Ever been to Jones Hall for a concert or seen The Nutcracker at Christmastime there? Its namesake, Jesse Jones, while not a native Texan, arrived in the Lone Star State at age 24 and left an imprint on Houston like no other citizen before or since. Instrumental in building the Houston Ship Channel, surrounding wharves and piers to create an international port, ownership of the Houston Chronicle, and the city’s largest radio stations, Jones sculpted Houston’s industry and skyline and enlivened and funded its art institutions, universities, and health care centers, not as a tycoon, but more of a grandfather to the city of Houston. He gave almost everything to Houston Endowment, a foundation instrumental in helping improve the lives of the people of greater Houston. Most notably, he went to Washington as an appointed official and provided the pragmatic leadership that salvaged capitalism during the Great Depression and militarized industry in time to fight and win World War II.
The Eddie, as mentioned on page 8, is an annual surf contest on the North Shore; very famous.

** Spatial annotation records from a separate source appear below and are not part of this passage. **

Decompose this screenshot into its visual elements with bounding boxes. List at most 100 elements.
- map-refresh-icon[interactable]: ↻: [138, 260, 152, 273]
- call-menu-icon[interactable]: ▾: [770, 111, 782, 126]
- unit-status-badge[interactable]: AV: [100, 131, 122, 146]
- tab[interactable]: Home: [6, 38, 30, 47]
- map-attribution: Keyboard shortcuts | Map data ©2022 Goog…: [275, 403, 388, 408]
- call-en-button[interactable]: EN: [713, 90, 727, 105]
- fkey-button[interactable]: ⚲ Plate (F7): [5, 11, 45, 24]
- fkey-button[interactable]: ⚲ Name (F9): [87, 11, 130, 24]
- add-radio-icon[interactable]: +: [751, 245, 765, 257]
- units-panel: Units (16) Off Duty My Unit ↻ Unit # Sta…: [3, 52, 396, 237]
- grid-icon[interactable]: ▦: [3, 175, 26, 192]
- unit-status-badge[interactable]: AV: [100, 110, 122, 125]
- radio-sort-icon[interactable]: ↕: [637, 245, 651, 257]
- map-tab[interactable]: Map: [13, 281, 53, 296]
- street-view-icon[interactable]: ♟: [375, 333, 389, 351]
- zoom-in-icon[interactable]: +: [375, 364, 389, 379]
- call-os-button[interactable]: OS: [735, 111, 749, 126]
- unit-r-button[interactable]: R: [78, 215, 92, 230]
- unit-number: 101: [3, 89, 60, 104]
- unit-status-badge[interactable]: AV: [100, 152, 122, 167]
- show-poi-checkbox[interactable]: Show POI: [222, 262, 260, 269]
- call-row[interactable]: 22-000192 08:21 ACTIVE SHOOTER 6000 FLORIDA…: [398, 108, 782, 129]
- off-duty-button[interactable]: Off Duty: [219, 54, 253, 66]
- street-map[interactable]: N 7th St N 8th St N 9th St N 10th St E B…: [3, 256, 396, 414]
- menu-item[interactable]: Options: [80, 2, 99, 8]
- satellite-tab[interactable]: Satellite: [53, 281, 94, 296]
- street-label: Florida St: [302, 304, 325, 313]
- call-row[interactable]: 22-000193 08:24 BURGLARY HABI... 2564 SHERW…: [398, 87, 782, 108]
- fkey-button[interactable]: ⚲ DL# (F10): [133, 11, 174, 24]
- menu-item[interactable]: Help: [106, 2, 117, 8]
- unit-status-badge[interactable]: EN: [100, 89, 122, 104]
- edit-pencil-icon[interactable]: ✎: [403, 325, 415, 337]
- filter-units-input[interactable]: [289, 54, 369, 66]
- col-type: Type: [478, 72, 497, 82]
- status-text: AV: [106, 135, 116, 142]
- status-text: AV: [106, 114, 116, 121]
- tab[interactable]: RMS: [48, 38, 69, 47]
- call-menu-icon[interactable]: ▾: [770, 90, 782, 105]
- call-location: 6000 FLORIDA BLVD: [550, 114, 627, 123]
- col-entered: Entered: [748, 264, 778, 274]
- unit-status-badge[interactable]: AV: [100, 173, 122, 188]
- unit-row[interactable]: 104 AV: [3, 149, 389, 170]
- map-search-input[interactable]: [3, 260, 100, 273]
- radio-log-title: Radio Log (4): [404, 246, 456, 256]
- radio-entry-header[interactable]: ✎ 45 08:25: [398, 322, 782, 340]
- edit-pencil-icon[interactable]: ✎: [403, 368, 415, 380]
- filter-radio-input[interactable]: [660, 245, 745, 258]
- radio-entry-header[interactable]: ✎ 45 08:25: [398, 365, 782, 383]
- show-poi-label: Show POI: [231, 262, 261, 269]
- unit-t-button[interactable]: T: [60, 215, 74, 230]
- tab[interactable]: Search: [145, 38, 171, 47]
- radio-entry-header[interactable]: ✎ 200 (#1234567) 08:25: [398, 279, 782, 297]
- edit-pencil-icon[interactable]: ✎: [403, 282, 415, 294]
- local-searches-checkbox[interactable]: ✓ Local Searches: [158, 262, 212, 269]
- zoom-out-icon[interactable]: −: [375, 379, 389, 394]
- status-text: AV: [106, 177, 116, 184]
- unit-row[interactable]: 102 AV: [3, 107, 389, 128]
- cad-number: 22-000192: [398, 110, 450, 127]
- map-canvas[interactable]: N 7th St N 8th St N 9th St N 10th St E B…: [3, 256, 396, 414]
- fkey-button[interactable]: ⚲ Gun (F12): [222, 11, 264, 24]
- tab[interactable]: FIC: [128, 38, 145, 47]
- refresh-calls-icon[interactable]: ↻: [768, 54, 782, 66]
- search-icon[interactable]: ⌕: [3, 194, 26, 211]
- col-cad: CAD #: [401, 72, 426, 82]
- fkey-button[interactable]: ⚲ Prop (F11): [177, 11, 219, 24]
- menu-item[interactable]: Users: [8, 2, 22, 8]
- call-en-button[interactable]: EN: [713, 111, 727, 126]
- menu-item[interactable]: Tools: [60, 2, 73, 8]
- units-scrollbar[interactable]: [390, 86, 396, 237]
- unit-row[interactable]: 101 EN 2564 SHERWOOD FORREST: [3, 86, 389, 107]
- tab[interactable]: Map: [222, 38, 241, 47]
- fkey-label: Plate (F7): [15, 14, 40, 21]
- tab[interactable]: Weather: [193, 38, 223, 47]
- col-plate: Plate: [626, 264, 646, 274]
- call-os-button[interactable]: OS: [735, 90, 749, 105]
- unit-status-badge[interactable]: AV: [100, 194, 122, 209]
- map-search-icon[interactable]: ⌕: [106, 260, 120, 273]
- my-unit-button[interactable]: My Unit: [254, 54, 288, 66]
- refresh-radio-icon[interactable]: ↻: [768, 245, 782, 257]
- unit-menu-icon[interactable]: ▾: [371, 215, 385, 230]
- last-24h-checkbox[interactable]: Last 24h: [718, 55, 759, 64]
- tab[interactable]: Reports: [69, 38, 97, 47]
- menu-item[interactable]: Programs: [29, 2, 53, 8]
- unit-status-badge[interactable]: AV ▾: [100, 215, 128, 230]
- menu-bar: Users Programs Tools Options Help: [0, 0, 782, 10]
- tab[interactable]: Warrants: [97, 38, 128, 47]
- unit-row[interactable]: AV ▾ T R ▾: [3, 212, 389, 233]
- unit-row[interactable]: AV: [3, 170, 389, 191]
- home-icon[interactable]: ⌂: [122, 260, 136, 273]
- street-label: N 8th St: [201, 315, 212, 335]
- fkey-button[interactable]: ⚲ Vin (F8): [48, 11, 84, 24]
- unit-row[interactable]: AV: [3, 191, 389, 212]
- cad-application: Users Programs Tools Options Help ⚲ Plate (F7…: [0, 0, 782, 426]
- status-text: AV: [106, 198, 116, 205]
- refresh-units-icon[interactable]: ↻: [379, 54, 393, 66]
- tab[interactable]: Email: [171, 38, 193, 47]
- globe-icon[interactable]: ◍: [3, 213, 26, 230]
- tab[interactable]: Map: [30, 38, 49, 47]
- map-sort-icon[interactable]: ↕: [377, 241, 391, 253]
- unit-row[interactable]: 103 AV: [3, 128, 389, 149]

Eddie Aikau was a lifeguard and legendary Hawaiian surfer who saved over 500 lives. He was lost paddling from a leaking canoe originally headed to Molokai, but he tried paddling on his surfboard, sans lifevest to make better time, to Lanai to get help for the rest of the boat crew. Everyone was rescued, but Eddie was never found. His heroics then and as a lifeguard spawned a phrase, Eddie Would Go, because he wouldn’t hesitate to venture into any kind of situation to help someone.
Did you know the only item inside the Gold Ball Atop a Flagpole is the bolt that attaches the ball to the rest of the pole? No razor blade, pistol, ammunition, matches, or pennies, but the myths and stories endure, fiercely defended.